Pooh Kaye: Swim, 1977, digital transfer from Super 8, 2 minutes, 34 seconds; at Shoot the Lobster.
In her brief film Going Outside (1980), Pooh Kaye barely makes it outside at all. The work takes place almost entirely inside a bedroom of her downtown loft. Kaye, in a T-shirt and pants, raises and lowers a window shade, climbing onto the windowsill to do so; she slithers through the window, lying on her back on the fire escape with her legs in the air; she maneuvers across the sill, the floor, a chair, and a bed; she wriggles beneath the fitted sheet of the bed and bends and jumps atop the mattress. Throughout, her movements are twitchy, due to their having been shot on Super 8 using a method Kaye accidentally discovered when she set the camera speed incorrectly, allowing her to condense longer performances into a minute or two of film. In this private performance transformed into filmic experiment, Kaye assesses the contours and functions of the room by confronting them with those of her own body.

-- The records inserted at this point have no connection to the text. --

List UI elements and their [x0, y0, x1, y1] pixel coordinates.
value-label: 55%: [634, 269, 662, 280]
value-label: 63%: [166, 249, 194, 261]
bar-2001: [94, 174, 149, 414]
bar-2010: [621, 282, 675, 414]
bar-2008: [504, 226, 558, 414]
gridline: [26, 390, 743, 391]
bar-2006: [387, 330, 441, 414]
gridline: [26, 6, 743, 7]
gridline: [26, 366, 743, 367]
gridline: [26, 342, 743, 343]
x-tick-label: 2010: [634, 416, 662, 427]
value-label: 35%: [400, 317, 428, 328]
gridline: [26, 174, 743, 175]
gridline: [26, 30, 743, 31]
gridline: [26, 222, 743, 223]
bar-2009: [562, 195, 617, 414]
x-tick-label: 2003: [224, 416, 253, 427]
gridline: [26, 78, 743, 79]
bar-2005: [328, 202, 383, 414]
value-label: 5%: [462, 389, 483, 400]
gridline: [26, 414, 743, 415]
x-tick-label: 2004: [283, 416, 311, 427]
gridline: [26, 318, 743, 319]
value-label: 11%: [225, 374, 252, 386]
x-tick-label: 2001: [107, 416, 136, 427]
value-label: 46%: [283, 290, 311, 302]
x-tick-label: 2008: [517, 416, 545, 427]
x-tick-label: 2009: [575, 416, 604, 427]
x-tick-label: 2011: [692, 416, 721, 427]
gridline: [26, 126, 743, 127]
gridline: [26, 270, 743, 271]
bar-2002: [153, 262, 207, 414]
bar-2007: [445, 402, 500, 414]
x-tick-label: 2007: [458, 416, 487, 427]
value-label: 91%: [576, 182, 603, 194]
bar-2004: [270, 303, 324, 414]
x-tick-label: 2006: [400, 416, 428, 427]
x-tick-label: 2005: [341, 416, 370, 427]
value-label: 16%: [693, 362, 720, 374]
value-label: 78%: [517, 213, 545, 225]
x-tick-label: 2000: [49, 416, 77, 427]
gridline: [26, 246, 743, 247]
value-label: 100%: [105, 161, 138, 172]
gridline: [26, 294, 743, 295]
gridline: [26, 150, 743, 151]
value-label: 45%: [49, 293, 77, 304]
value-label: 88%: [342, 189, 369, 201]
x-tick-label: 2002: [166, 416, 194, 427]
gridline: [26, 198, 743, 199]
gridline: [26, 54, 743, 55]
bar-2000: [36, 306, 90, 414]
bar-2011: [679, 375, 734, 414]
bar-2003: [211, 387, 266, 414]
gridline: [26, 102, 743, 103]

Going Outside was one of the five performance-films by Kaye—and, at two and a half minutes, one of the longest—on view at Shoot the Lobster in “Pooh Kaye: Object Actions 1975–1980,” which was organized by writer and curator Josephine Graf. Kaye was a graduate of Cooper Union and active in New York’s downtown scene in the 1970s, and the show made a strong case for the relevance of her early work to histories of interdisciplinary art practice. The five films, with their explorations of the body in motion and in space, attest to the convergence of experimental dance and cinema in New York at the time, and offer an intimate record of a moment whose art historical import is still being unpacked.
The films Swim (1977) and Table-Walk (1976) focus most explicitly on the moving body, with simple, prosaic actions that evince the influence of minimalist choreographer Simone Forti, for whom Kaye worked in the mid-’70s. Both feature a nude Kaye interacting in unconventional ways with pieces of furniture in the loft. In Swim, she balances her body on the armrests of a metal chair that is itself balanced on a table, paddling her arms and legs as though moving rapidly through water. Table-Walk centers on the table, which the artist climbs on top of, around, and underneath. Throughout the works on view, Kaye’s manipulation of the film gives her actions a frenetic energy and renders the images grainy and pixelated. Specific movements—back, forth, up, down—shift an object or Kaye’s body an inch or two at most; these tiny shifts eventually coalesce into the simple actions illustrated by the films’ titles.
Despite the rigorous focus on the basics of movement, Kaye’s works feature moments of humor that undercut the potential for self-seriousness in the main contexts in which her practice can be situated, minimalist dance and structural film. In the playful Climb (1976), Kaye shimmies up and down a column in the loft while wearing a grass skirt; at one point, she’s interrupted by a curious dog. And Going Outside features audio of Kaye’s voice sped up along with the image to create a comically squeaky, unintelligible soundtrack. That film in particular draws out the absurdity of the body-object interactions Kaye sets up, and of the ways in which environments structure human movement more broadly. While Kaye disavows the influence of feminism on her work at the time—“We’d already been liberated . . . we were freed women,” she claims in a new interview published in the accompanying publication—her corporeal-cinematic experiments defamiliarize her usual surroundings, and in doing so suggest, if very subtly, the limitations domestic space imposes on the gendered body.